Code for "Paired 3D Model Generation with Conditional Generative Adversarial Networks" published in ECCV 2018 - 3D Reconstruction in the Wild Workshop
Generative Adversarial Networks (GANs) are shown to be successful at generating new and realistic samples including 3D object models. Conditional GAN, a variant of GANs, allows generating samples in given conditions. However, objects generated for each condition are different and it does not allow generation of the same object in different conditions. In this paper, we first adapt conditional GAN, which is originally designed for 2D image generation, to the problem of generating 3D models in different rotations. We then propose a new approach to guide the network to generate the same 3D sample in different and controllable rotation angles (sample pairs). Unlike previous studies, the proposed method does not require modification of the standard conditional GAN architecture and it can be integrated into the training step of any conditional GAN. Experimental results and visual comparison of 3D models show that the proposed method is successful at generating model pairs in different conditions.

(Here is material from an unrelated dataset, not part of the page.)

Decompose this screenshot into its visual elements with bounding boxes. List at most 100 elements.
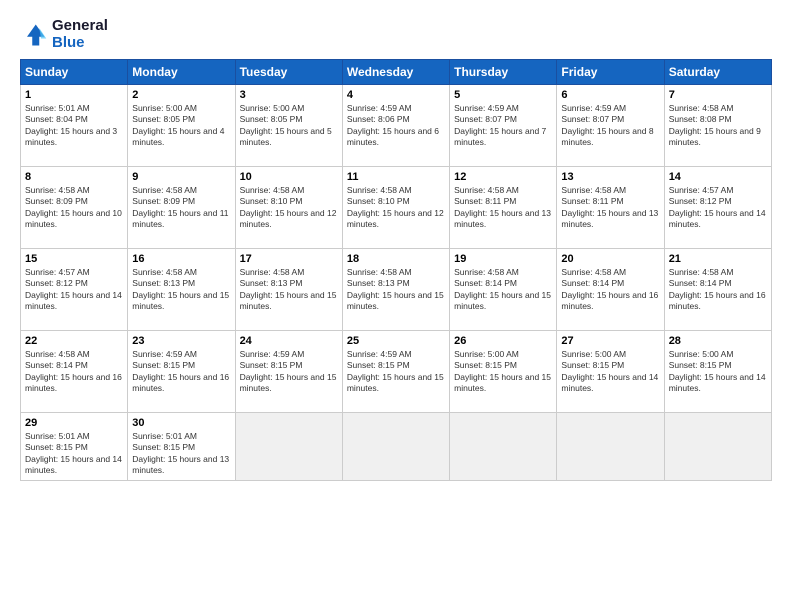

This is an up to date re-implementation of the paper with PyTorch 1.5 (the original code is written with Tensorflow 1). 3D ShapeNets dataset is used for all experiments. Some parts are modified for better results, but the approach and the workflow are the same. Training takes around a few hours on an RTX 2070. You can decrease the batch size to reduce the training time or memory consumption. In that case, you may need to adjust the learning rates or the number of epochs.